To the sentence “Israel will not be the first to introduce nuclear weapons into the Middle East” — which is summed up in the term “the policy of ambiguity” — another expression has been added in recent years: “Israel maintains the right to defend itself.” In slight variations, this sentence has been repeatedly stated by Prime Minister Benjamin Netanyahu, following the agreement with Iran that was signed in Geneva on Nov. 24.

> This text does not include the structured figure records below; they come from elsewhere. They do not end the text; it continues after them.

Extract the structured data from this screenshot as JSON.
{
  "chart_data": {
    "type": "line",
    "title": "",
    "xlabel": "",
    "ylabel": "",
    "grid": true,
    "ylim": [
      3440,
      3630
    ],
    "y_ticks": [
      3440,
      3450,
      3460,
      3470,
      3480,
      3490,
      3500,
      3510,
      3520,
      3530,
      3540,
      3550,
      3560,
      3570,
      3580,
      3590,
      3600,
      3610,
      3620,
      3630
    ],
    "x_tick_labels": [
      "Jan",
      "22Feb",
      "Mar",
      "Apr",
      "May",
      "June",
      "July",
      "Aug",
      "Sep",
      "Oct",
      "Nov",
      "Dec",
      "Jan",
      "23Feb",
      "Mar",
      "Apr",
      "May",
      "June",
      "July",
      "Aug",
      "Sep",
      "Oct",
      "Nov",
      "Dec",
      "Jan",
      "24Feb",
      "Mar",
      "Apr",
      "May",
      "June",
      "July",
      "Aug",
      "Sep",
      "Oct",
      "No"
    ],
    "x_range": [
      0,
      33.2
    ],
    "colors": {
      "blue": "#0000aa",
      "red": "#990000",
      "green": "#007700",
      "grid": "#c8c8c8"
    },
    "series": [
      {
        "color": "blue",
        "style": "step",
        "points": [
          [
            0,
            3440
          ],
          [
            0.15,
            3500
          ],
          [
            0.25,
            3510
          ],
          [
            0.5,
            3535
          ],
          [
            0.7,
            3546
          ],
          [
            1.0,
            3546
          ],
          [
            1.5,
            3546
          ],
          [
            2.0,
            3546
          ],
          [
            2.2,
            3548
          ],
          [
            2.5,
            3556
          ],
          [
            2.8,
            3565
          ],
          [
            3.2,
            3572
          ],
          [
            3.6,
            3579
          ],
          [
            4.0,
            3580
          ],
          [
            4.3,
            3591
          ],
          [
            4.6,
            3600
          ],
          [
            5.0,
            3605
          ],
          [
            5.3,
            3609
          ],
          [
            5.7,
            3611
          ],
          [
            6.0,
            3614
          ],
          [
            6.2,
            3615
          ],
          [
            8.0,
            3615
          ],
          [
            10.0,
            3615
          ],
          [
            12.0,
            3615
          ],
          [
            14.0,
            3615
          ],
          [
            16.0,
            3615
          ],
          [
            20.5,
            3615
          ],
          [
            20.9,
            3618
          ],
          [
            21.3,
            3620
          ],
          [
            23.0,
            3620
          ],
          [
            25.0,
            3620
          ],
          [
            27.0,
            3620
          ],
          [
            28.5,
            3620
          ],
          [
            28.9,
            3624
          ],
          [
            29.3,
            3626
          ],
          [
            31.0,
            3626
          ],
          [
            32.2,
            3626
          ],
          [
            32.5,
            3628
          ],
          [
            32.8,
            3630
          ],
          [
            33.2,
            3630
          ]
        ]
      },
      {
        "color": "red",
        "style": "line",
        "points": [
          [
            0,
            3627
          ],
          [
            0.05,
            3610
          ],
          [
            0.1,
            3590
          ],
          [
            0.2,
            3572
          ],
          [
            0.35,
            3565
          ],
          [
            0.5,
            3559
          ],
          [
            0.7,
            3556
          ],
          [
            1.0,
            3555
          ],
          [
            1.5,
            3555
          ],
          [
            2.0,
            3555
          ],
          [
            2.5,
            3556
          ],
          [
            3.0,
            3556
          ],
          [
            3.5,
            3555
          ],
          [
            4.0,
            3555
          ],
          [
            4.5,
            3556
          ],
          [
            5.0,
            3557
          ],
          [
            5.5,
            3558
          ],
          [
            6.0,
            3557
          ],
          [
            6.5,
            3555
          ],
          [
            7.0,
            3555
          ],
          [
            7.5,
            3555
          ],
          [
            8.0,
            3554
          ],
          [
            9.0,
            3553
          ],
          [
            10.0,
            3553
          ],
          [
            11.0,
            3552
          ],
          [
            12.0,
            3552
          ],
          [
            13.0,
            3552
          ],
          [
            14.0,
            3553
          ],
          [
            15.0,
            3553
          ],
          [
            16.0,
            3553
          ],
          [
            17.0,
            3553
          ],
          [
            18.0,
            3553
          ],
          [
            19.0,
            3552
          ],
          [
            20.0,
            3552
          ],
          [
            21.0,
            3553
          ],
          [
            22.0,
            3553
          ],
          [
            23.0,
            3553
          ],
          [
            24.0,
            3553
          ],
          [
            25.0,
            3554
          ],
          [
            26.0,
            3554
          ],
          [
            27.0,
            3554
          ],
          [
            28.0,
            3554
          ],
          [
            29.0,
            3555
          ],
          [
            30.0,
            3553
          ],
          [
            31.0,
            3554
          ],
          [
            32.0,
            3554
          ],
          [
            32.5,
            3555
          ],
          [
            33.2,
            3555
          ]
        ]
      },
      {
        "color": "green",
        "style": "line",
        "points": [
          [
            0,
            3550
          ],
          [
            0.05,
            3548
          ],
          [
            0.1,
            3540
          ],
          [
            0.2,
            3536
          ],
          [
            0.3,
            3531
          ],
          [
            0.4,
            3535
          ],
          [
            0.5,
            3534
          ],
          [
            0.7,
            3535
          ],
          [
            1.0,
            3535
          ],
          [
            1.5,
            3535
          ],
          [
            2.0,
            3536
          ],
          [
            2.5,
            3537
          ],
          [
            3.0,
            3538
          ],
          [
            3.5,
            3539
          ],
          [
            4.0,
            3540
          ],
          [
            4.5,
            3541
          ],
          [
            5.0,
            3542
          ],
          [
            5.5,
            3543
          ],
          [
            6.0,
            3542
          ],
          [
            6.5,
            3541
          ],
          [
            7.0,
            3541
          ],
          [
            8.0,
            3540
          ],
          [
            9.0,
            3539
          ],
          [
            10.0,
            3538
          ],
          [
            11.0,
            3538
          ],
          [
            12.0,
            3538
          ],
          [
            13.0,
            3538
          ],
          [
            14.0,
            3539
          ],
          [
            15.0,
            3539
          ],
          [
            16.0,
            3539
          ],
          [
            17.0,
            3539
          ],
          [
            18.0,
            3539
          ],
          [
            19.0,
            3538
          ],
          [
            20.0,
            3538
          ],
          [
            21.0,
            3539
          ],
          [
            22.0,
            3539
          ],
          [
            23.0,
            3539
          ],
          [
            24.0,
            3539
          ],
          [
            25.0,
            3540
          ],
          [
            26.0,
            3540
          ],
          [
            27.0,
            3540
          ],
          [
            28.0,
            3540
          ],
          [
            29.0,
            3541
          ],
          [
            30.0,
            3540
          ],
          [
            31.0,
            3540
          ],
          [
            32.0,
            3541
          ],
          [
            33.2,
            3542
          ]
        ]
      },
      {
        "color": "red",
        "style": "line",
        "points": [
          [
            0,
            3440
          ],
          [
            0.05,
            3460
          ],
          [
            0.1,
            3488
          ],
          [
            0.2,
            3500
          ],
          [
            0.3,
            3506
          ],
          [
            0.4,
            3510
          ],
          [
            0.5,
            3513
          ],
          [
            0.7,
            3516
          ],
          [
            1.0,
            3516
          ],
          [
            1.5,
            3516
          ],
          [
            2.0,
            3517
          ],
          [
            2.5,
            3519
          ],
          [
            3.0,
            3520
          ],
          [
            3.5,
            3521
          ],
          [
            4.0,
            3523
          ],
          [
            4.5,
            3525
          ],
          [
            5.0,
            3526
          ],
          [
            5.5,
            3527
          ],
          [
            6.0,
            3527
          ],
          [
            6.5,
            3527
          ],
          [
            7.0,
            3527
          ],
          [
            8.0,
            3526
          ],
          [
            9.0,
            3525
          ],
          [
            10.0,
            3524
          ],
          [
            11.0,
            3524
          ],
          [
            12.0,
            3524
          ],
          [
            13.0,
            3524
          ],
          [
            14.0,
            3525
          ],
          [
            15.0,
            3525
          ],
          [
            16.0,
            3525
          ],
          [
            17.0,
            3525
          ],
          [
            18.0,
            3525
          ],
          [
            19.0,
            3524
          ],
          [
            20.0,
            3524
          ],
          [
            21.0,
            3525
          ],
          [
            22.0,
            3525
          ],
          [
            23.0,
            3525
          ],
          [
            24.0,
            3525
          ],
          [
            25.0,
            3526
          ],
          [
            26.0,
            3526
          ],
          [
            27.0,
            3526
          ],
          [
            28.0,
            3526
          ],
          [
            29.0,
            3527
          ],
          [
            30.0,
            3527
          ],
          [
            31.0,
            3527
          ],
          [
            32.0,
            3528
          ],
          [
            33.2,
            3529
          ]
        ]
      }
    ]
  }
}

This, if you wish, is a delicate phrasing of an explicit threat on Iran and the five permanent UN Security Council members and Germany, or P5+1 forum, that if the agreement that was reached by diplomatic means will not be satisfactory to Netanyahu, Israel will exercise the right to self-defense to forcibly stop the Iranian nuclear program. In Netanyahu’s view and that of US congressmen who side with him, a retreat from the nuclear program requires the closure of the uranium enrichment plant in Fordow and the heavy water reactor in Arak, through which Iran could create plutonium.